Уязвленный лезвием луча обличающего,
Строитель-Рассудок свою утратил уверенность
В удачливой ловкости и повороте мысли,
Что делает душу пленником фразы.
Его высшая мудрость была предположением блестящим,
Его могучая структурированная наука миров –
Светом на поверхностях бытия мимолетным.
Там ничего не было, кроме схемы, начертанной чувством,
Вечных мистерий заменителя,
Неясной фигуры реальности, плана
И возвеличивания архитекторским Словом,
Навязанным на подобия Времени.
Сомнением была затенена существования самость;
Она почти казалось листом лотоса, плывущим
По голому пруду космического Ничего.
Этот великий зритель, созидательный Разум,
Был только какого-то полузримого делегатом,
Вуалью, что висит между душою и Светом,
Идолом, не живым телом Бога.
Даже безмолвный дух, что глядит на работы его,
Был неким бледным фасадом Непостижимого;
Тенью казалась широкая Самость свидетельствующая,
Его освобождение и неподвижный покой –
Пустым отшатыванием бытия от Временем сотворенных вещей,
Не самовидением Вечности.
Глубокий мир царил там, но не безымянная Сила:
Нашей сладкой могучей Матери не было там,
Которая собирает к своей груди своих детей жизни,
Ее объятий, что берут мир в ее руки
В Бесконечности бездонном восторге,
Блаженства, что есть зерно творения великолепное
Или белая страсть Богоэкстаза,
Что смеется во вспышке безграничного сердца Любви.
Более великий Дух, чем Самость Разума,
Должен отвечать его души вопрошанию.
Ибо здесь не было прочного ключа и надежной дороги;
Высоко взбирающиеся тропы прекращались в неведомом;
Артистичное Зрение конструировало Запредельное
В противоположных образцах и конфликтующих оттенках;
Частичное переживание фрагментировало Целое.

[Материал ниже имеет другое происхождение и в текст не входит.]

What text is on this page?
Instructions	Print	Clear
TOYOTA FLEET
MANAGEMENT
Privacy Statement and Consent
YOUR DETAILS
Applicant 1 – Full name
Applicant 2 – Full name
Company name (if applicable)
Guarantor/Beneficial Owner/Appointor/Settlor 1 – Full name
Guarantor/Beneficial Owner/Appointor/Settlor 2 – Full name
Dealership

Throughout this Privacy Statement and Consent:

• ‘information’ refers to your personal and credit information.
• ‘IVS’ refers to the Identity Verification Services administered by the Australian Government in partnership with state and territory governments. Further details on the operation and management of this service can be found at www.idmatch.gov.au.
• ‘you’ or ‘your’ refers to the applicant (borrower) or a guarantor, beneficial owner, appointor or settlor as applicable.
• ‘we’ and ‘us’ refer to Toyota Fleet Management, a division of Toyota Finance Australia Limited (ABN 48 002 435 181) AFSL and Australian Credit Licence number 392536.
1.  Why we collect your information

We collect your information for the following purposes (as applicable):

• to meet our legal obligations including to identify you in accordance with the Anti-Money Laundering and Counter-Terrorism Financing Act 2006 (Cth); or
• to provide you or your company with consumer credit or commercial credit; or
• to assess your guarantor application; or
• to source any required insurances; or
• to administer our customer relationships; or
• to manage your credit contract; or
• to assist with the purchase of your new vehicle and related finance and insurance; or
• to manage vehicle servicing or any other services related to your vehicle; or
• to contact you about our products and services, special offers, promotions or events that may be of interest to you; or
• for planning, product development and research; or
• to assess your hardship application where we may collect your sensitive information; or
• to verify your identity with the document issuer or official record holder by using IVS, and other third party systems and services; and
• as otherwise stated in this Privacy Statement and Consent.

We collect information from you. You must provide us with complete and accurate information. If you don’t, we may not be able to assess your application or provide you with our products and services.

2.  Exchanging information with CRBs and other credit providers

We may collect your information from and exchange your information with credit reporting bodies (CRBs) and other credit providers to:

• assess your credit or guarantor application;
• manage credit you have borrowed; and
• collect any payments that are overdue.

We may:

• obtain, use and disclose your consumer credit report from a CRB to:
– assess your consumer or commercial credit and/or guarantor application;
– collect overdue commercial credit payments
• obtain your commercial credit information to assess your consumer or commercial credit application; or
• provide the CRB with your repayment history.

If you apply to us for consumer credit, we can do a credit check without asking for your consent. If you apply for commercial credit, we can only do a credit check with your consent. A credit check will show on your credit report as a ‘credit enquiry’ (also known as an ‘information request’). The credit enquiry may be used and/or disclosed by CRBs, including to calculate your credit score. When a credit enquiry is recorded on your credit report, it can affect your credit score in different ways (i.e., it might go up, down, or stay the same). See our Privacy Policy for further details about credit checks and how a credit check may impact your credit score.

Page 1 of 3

Он глядел выше, но все было пустым и безмолвным:
Сапфирный свод абстрактной Мысли
В бесформенную убегал Пустоту.
Он смотрел вниз, но все было безмолвным и темным.

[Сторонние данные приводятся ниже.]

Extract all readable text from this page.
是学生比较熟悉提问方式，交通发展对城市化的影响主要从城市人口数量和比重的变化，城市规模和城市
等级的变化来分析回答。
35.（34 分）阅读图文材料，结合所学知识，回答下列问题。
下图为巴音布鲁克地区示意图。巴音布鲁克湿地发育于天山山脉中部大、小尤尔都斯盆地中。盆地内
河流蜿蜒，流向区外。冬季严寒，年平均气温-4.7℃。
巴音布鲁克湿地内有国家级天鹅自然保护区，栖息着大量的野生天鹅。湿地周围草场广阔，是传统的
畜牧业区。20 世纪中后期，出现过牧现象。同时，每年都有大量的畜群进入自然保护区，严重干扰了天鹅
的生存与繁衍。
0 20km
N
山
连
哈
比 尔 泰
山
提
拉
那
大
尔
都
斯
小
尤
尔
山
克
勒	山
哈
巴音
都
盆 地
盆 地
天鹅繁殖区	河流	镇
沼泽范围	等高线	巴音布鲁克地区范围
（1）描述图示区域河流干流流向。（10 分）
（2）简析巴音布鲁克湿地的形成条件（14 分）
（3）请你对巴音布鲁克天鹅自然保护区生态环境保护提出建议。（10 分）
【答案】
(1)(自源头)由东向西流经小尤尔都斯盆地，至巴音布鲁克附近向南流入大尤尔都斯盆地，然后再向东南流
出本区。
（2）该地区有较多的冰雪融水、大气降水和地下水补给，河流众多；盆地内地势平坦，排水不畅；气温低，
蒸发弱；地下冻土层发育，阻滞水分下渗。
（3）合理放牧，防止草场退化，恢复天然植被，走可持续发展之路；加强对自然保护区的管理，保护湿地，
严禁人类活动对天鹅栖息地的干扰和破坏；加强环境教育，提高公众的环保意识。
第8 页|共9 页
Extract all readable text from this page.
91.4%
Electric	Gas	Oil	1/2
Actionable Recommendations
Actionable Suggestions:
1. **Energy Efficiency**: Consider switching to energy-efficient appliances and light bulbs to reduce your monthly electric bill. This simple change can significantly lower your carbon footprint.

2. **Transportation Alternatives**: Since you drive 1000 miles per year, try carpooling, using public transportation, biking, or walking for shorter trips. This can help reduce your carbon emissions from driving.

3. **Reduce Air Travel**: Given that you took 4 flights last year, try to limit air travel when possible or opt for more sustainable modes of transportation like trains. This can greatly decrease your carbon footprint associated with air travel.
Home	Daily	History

Посередине был слышен шум молитвы и мысли,
Борьбы, труда без конца и без паузы;
Тщетные и невежественные поиски поднимали свой голос.
Толки, движение, зов,
Пенящаяся масса, бесчисленный крик
На океанической волне Жизни вечно катились
Вдоль берегов Неведения смертного.
На его нестабильной и огромной груди
Существа и силы, формы, идеи, как волны,
Толкались за положение и верховную власть,
Поднимались, тонули и вновь поднимались во Времени;
И на дне суеты неусыпной
Ничто, борющихся миров родитель,
Огромная творящая Смерть, мистическая Пустота,
Иррациональный крик вечно поддерживающее,
Вечно исключающее небесное Слово,
Бездвижное, отказывающееся спрашивать и отвечать,
Располагало под голосами и маршем
Смутного Несознания неопределенность немую.
Два небесных свода света и тьмы
Противопоставляли свои пределы путешествию духа;
Тот двигался, завуалированный от бесконечности Самости,
В мире существ и преходящих событий,
Где все должно умирать, чтобы жить, и жить, чтоб умирать.
Бессмертный обновляемой смертностью,
Дух блуждал в своих действий спирали
Или бегал, в циклах своей мысли кружа,
Однако был не больше, чем его изначальная самость,
И знал не больше, чем когда он впервые начался.
Быть было тюрьмой, затухание было спасением.